None of the pregnancy comparison photos that some claim are proof of the sarah-faked-it story appear in Joe McGinniss' book.
The book is a good read and was worth buying. The book is Joe McGinniss' “
The Rogue: Searching for the Real Sarah Palin.” At that particular Amazon link (it is the
Washington Post's link), the book is priced at $13.99 with free 3-5 day shipping. The book may also be available from your library, or from a library with which your library has an inter-library loan agreement. Some libraries may have an audio version of the book available.
An excerpt from Chapter 1 of the book can be read at the New York Times' "
'The Rogue'."
Update: The photo of Sarah Palin, "big as a whale," some say, when she was pregnant with Track Palin is on page 49. It is not listed in the "Illustration Credits," page 321. Joe McGinniss writes, on page 49:
THERE HAS BEEN been much speculation that Sarah was pregnant with Track when she and Todd married in 1988. "It was essentially a shot-gun-type wedding," a friend of Todd's confirms. ...
... Sarah's pregnancy proceeded uneventfully, though -- in contrast to her 2007-2008 pregnancy with Trig -- quite noticably. "I've got pictures of Sarah being very, very, very pregnant with Track," an old friend says.

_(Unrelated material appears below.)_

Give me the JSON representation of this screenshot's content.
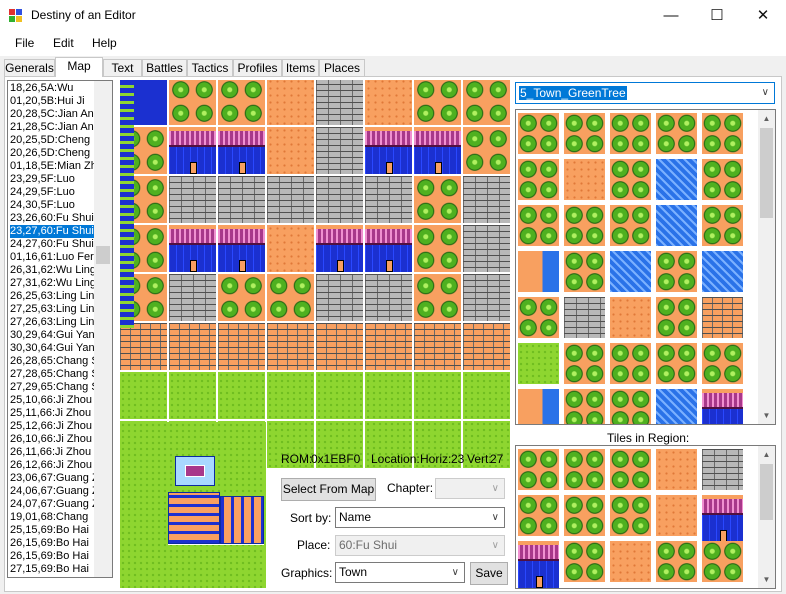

Some photos are credited on page 321. That the one on page 49 isn't credited may be a simple oversight, but we don't know what criteria determined which illustrations required credit. By my count -- I didn't count twice -- there are twenty "illustrations" in the book, with an "illustration" considered to be anything of a pictorial nature -- non-text, although some contain text. I didn't count a portrait of Joe McGinnis that appears on the inside, back of the dust jacket.